Para ellos no hay una forma buena o mala de comer, ni reglas para seguir o romper, y es por esa simple razón que jamás sienten culpa.
Seguramente conoces al alguien que come lo que quiere, jamás se angustia por lo que come y, además, mantiene un peso estable. Es de esas personas que comen lo que se les antoja en el momento, lo disfrutan sin juicios y… siguen con su vida como si nada. Si comieron muchos tacos en una sentada, es sólo eso, muchos tacos y ya. No pasa nada. No hay angustias, ni remordimientos, ni planes de dietas futuras.
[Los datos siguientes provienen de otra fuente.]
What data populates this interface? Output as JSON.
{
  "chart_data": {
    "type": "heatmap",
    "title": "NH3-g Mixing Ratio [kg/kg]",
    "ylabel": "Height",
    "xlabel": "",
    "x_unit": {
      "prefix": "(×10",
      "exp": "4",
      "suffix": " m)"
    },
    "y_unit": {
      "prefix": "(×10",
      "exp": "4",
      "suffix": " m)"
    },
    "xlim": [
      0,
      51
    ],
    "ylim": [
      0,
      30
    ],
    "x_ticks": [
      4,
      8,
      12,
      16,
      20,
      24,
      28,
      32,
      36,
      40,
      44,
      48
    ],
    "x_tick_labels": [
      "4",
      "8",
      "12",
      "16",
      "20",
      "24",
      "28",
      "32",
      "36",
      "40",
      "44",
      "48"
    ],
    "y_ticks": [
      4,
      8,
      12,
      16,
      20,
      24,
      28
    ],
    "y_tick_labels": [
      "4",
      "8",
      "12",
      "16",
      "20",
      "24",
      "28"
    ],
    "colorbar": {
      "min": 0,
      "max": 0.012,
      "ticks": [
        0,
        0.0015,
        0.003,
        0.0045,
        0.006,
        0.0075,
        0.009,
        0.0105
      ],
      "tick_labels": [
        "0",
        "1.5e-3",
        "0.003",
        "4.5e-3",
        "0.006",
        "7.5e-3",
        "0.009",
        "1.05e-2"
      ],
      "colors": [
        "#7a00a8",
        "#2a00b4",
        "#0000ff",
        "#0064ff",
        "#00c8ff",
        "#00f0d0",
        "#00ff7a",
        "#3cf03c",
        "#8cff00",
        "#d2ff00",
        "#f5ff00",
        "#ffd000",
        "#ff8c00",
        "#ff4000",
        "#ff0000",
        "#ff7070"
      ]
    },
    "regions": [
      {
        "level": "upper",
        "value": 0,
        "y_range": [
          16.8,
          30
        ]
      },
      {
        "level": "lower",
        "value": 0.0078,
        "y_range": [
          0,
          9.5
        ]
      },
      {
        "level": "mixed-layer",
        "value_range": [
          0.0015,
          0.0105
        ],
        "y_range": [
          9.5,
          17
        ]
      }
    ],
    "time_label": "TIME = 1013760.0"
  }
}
Simplemente continúan con sus actividades sin volver a pensar en ello.
¿Cómo le hacen?
La realidad es que no les cruza por la mente el querer controlar sus comidas y su peso. No están pensando en calorías, porciones, dietas equilibradas ni macronutrientes. Sólo están comiendo porque sintieron la necesidad o las ganas de hacerlo en ese momento y punto. Comen lo que se les antojó y ya. Sin pensar más en el asunto, sin darle vueltas.
Es más, ellos ni siquiera comprenden por qué hay gente allá afuera tan obsesionada con su peso, las calorías, los nutrientes y la comida. Para ellos no hay una forma buena o mala de comer, ni reglas para seguir o romper, y es por esa simple razón que jamás sienten culpa.
Cuando te pones reglas o decides que tu comida o forma de comer es aceptable o inaceptable, empiezas con problemas, porque tarde o temprano vas a “romper” tus reglas. Y romper las reglas es lo que detona el ciclo de atracón-dieta-atracón (ej. “rompí mi dieta con este taco… pues que valga la pena… ahora me atasco el trompo completo y ya mañana hago mi detox”).
Comer es fácil y natural para ellos, se mantienen sanos, activos y contentos con su cuerpo, sin pensarlo. Ésa es la diferencia. Estas personas solamente se dejan llevar por su instinto, simplemente confían en que su organismo sabe lo que hace.